We Need a New Myth
We romanticize the frontiersman, breaking the sod and planting his crops. We glamorize the ranchers and forty-niners of the Westward Expansion, who gave up the comforts of civilization to seek out prosperity. We adore John Wayne.
The cowboy image has had many representations in modern society, and Americans have responded positively to all of them: the astronauts who tamed the frontier of space; Ronald Reagan on his horse; and George W. Bush, who talked about going after Al Qaeda as if he were a cowboy getting ready to fight the "Injuns": "Bring 'em back dead or alive."
There are adherents to the cowboy myth among us today who oppose changing our health care system. When President Obama stood before the nation on September 9, 2009 and outlined a reform plan that any reasonable person could come to accept, all they saw was an "Injun" who had no right to be on their land, much less tell them what to do. One of them even shouted "You lie!" as if he and the president were a couple of ranch hands getting ready for a barroom brawl.
I met a "cowboy" recently who said to me, "You want to know how to get heath care reform? Everybody should stop paying their insurance. Just stop paying it. Then those companies will go down the tubes, and we can go back to the way it was in the '50s, when you paid out of pocket. You just paid out of pocket."
He went on to express his anger at President Obama, saying Obama wants everybody to get insurance or he’ll put them in jail. "A man," he said, "should be able to go in the woods and die, if he wants to."
And then the "cowboy" walked away from me. Here is what I would have said if he had stayed: "That sounds very romantic and heroic. But what if a truck hits you tomorrow and leaves you with a shattered leg, a punctured stomach, and a head wound? Do you have enough in your pocket to pay for the operations you'll need in order to survive? And if you don't, should the ambulance crew just leave you on a stretcher and let you die of your wounds?"

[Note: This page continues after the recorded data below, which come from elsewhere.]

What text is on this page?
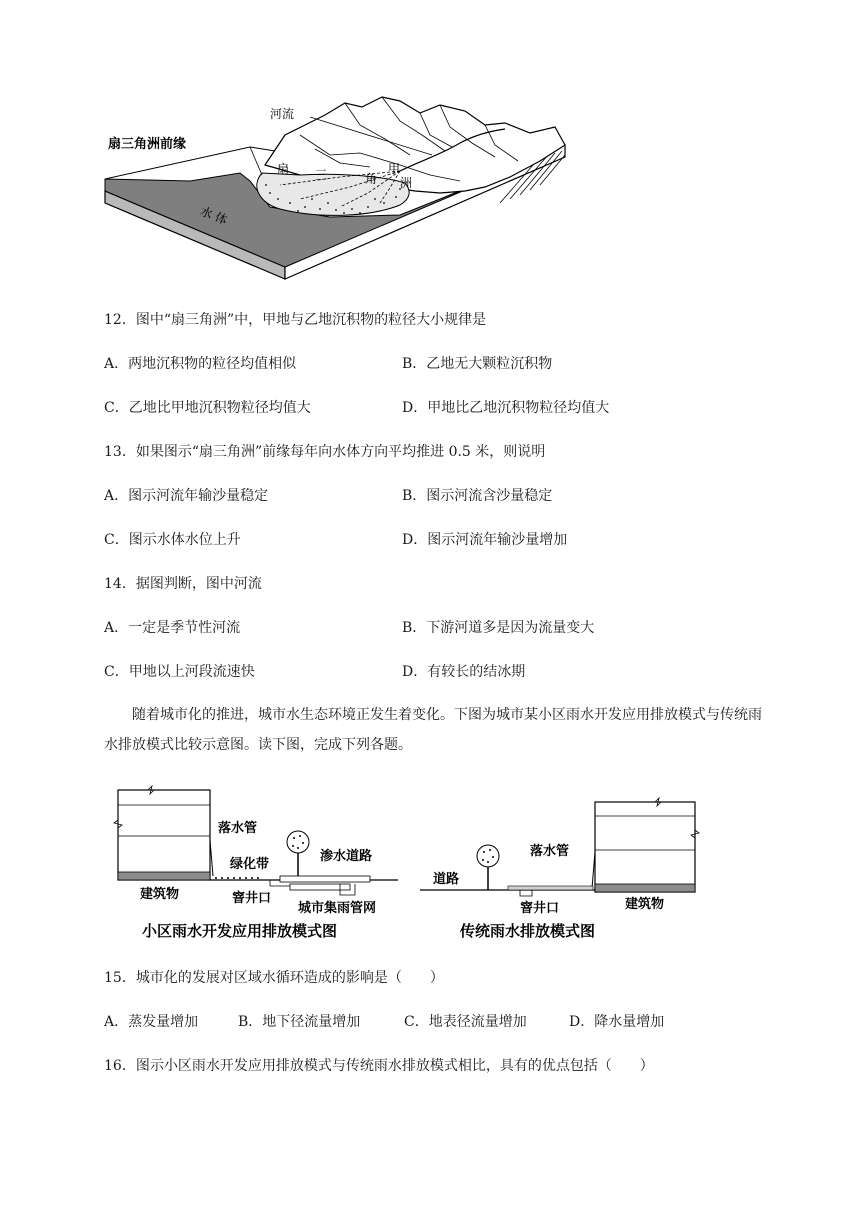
河流
扇三角洲前缘
扇 三	角 洲
甲
水 体
12．图中“扇三角洲”中，甲地与乙地沉积物的粒径大小规律是
A．两地沉积物的粒径均值相似	B．乙地无大颗粒沉积物
C．乙地比甲地沉积物粒径均值大	D．甲地比乙地沉积物粒径均值大
13．如果图示“扇三角洲”前缘每年向水体方向平均推进 0.5 米，则说明
A．图示河流年输沙量稳定	B．图示河流含沙量稳定
C．图示水体水位上升	D．图示河流年输沙量增加
14．据图判断，图中河流
A．一定是季节性河流	B．下游河道多是因为流量变大
C．甲地以上河段流速快	D．有较长的结冰期
随着城市化的推进，城市水生态环境正发生着变化。下图为城市某小区雨水开发应用排放模式与传统雨水排放模式比较示意图。读下图，完成下列各题。
落水管
绿化带
渗水道路
建筑物	窨井口
城市集雨管网
小区雨水开发应用排放模式图
道路
落水管
窨井口	建筑物
传统雨水排放模式图
15．城市化的发展对区域水循环造成的影响是（　　）
A．蒸发量增加	B．地下径流量增加	C．地表径流量增加	D．降水量增加
16．图示小区雨水开发应用排放模式与传统雨水排放模式相比，具有的优点包括（　　）
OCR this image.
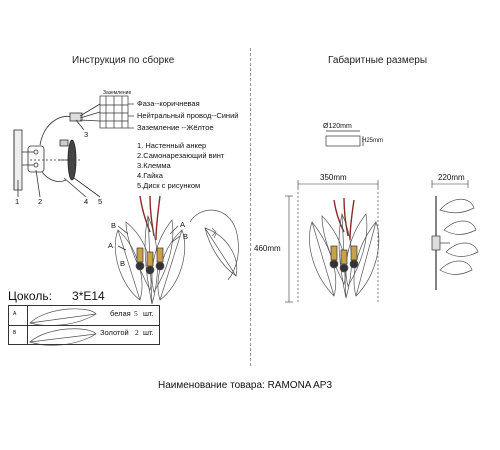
Инструкция по сборке	Габаритные размеры
Заземление
Фаза--коричневая
Нейтральный провод--Синий
Заземление --Жёлтое
1. Настенный анкер
2.Самонарезающий винт
3.Клемма
4.Гайка
5.Диск с рисунком
1	2
3
4 5
B
A
A
B
B
Цоколь: 3*E14
A	белая 5 шт.
B	Золотой 2 шт.
Ø120mm
H25mm
350mm
460mm
220mm
Наименование товара: RAMONA AP3
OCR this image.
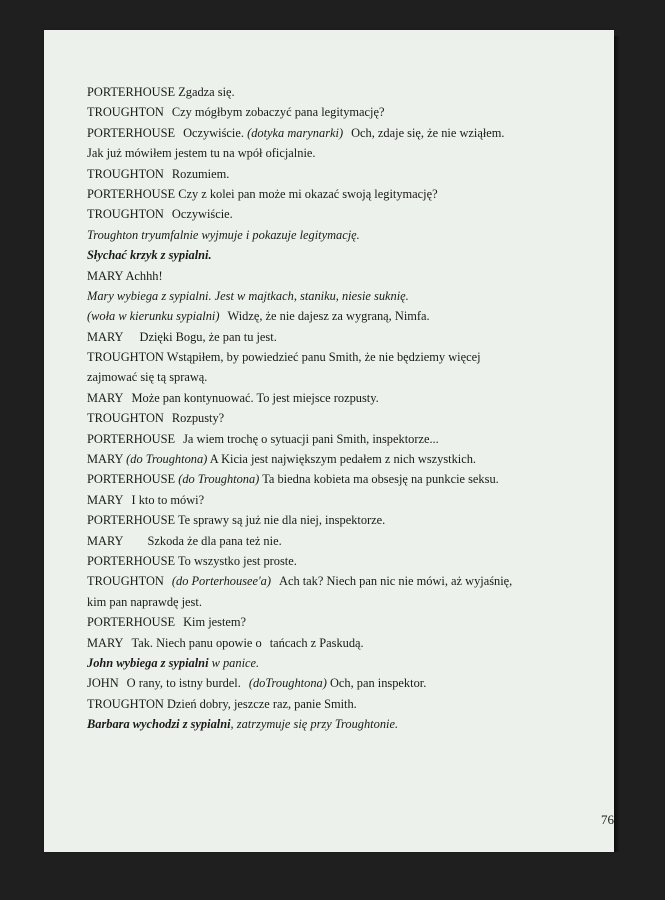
PORTERHOUSE Zgadza się.
TROUGHTON Czy mógłbym zobaczyć pana legitymację?
PORTERHOUSE Oczywiście. (dotyka marynarki) Och, zdaje się, że nie wziąłem.
Jak już mówiłem jestem tu na wpół oficjalnie.
TROUGHTON Rozumiem.
PORTERHOUSE Czy z kolei pan może mi okazać swoją legitymację?
TROUGHTON Oczywiście.
Troughton tryumfalnie wyjmuje i pokazuje legitymację.
Słychać krzyk z sypialni.
MARY Achhh!
Mary wybiega z sypialni. Jest w majtkach, staniku, niesie suknię.
(woła w kierunku sypialni) Widzę, że nie dajesz za wygraną, Nimfa.
MARY Dzięki Bogu, że pan tu jest.
TROUGHTON Wstąpiłem, by powiedzieć panu Smith, że nie będziemy więcej
zajmować się tą sprawą.
MARY Może pan kontynuować. To jest miejsce rozpusty.
TROUGHTON Rozpusty?
PORTERHOUSE Ja wiem trochę o sytuacji pani Smith, inspektorze...
MARY (do Troughtona) A Kicia jest największym pedałem z nich wszystkich.
PORTERHOUSE (do Troughtona) Ta biedna kobieta ma obsesję na punkcie seksu.
MARY I kto to mówi?
PORTERHOUSE Te sprawy są już nie dla niej, inspektorze.
MARY Szkoda że dla pana też nie.
PORTERHOUSE To wszystko jest proste.
TROUGHTON (do Porterhousee'a) Ach tak? Niech pan nic nie mówi, aż wyjaśnię,
kim pan naprawdę jest.
PORTERHOUSE Kim jestem?
MARY Tak. Niech panu opowie o tańcach z Paskudą.
John wybiega z sypialni w panice.
JOHN O rany, to istny burdel. (doTroughtona) Och, pan inspektor.
TROUGHTON Dzień dobry, jeszcze raz, panie Smith.
Barbara wychodzi z sypialni, zatrzymuje się przy Troughtonie.
76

That's what would have happened to a frontiersman who got mauled by a bear, or a pioneer woman who had a difficult birth on a straw bed in her sod house; they would have just stayed put and died of their wounds. People during the Great Depression paid for their doctor visits with chickens or firewood, but that wouldn’t be feasible today.
The cowboy myth, with its "bring it on" swagger, is outdated. Even the pioneers didn't stay pioneers. They formed towns and cities and states and a country that must keep advancing in the way it treats people. Therefore, little boys must grow up and stop playing "cowboys and indians."
We need a new myth. The cowboy is a man of the past, and the Marlboro Man died of lung cancer.